If evacuation is not essential and your home is in a secure area: remain indoors, away from windows, and move to an interior, small area such as a hallway or closet on the first floor. 

Avoid climbing into the attic—rising water can engulf you. Remain indoors even at the calm “eye” of the storm, as conditions may worsen again on the other side of the storm very rapidly.

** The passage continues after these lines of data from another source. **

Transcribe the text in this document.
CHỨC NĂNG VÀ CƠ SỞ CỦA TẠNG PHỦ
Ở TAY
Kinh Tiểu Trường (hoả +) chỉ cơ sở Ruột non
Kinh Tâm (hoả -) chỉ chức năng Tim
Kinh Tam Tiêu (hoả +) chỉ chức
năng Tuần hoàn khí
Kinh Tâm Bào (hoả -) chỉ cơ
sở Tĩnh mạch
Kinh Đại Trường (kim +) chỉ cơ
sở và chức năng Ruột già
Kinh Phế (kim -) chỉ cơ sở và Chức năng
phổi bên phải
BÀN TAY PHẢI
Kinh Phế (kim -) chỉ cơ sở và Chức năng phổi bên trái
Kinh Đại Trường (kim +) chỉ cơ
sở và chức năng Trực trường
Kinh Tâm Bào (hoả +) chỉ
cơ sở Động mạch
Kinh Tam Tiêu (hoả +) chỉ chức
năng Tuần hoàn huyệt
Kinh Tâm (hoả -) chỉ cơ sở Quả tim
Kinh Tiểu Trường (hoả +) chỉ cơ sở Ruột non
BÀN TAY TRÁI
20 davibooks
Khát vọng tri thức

6. When the Hurricane: Stay Smart

7. Post-Storm: Safety First

Once it is safe to do so, be careful:

8. How Cajun Navy Demonstrates the Strength of Preparation

Cajun Navy 2016 volunteer amateur rescue team educates us on planning and organization. From Hurricane Katrina days to Harvey and Ida post-hurricanes, professionally trained groups of volunteers have sprouted into the scene like rockets, boats, drones, and radios that have overwhelmed provision of assistance to stranded civilians. What they do educates us on lives saved through trail-blazing planning and concerted effort in exigency.

Final Thoughts

Your fate is in your own control. Through planning, a sufficient supply kit, readiness at home, and compliance with evacuations or shelter-in-place directives, you can be a prudent member of your own survival during the storm. The Cajun Navy experience is one we can all take a lesson from: planning, coordination, and action on time save lives.

Be serious about being storm-ready for the benefit of your loved ones, your family, or yourself. Preparing in advance, safety above all else, and looking out for one another during the rough times is it.